You could optimize the code to be twice as fast by ignoring symmetric permutations of the array. IE 0,1,2 is the same as 2,1,0 so dont bother checking 2,1,0
In this case, yes, because we have a non oriented graph. In the general case of a digraph, going from city 1 to city 2 doesn't need to have the same "cost" as going from 2 to 1
+1 to this request! I’ve been working on differential growth algorithms (inspired by inconvergent.net/shepherding-random-growth/) and keep thinking to myself "If only Shiffman had a k-d tree video." (p.s. thank you for all these videos-it’s a huge inspiration!)
Hello! Thanks lot for all the amazing videos! But I can't find the video with the implementation of a genetic lgorithm in this example. Is it somewhere?
About the lexicographic order TSP algorithm that you showed. If you only check total_permutations / 2 times, you can get the solution in half the time. Because what matters here is that we get the minimum distance route. Example: for 3 cities, the distance for order [0, 1, 2] would be same as [2, 1, 0]. So why check both? If you have any further query regarding my premise, draw these two routes and check for yourself.
Have you ever wanted to try another approach to this problem? I know you made the GA solution, but there is a set of really good solvers, such as ALNS, that are known to solve this problem in polynomial time. I would love to see you implementing LKH or something like that in your challenges. Sorry to bother here, i don't know if you got a official local to talk about this.

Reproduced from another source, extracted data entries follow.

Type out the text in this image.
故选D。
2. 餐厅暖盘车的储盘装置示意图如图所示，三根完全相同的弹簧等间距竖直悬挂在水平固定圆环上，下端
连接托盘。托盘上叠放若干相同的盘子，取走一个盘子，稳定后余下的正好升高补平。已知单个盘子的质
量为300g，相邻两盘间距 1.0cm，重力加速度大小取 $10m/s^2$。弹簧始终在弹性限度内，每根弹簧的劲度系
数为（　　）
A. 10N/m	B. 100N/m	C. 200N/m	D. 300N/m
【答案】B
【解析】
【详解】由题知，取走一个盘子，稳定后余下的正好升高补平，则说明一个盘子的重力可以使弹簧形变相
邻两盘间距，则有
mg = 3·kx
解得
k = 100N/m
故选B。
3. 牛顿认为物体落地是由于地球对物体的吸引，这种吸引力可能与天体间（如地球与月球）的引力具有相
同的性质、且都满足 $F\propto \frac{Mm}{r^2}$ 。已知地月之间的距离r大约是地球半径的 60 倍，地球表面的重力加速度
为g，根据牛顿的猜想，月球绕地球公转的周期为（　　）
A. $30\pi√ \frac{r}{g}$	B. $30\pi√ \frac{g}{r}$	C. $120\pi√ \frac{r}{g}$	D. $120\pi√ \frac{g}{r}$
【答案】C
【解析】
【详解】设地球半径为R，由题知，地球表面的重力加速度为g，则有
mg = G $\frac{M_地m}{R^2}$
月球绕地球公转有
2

for(int i=0 ; i < totalCity ; i++){ g.drawOval(city[i].x , city[i].y , city[i].width , city[i].height); n = order[i]; if(n < totalCity-1){ g.drawLine(city[n].x , city[n].y , city[n+1].x , city[n+1].y); } } this is java code.. here "order array" is changing correctly but path between cities are NOT updating..it was working before Lexicographic Order.. i am not changing "city array" anywere. plz help
Hi, Dan, this is a really incredible series! I've already used hello.processing to introduce students and colleagues to the platform, and these are a really fun, accessible extension to show them once their interest is piqued. A question: Would it be a huge pain in the kiester to dump these coding challenge videos into your Vimeo account, too? I'm a public high school art teacher (as are a lot of my colleagues who I evangelize to about including creative code in their curricula), and public schools have a nasty habit of blanket-blocking RUclips, while other streaming services like Vimeo tend to be permitted. If that would be a huge timesink for you, I totally get it, though (and I can just keep ripping MP4s to show in my classroom...).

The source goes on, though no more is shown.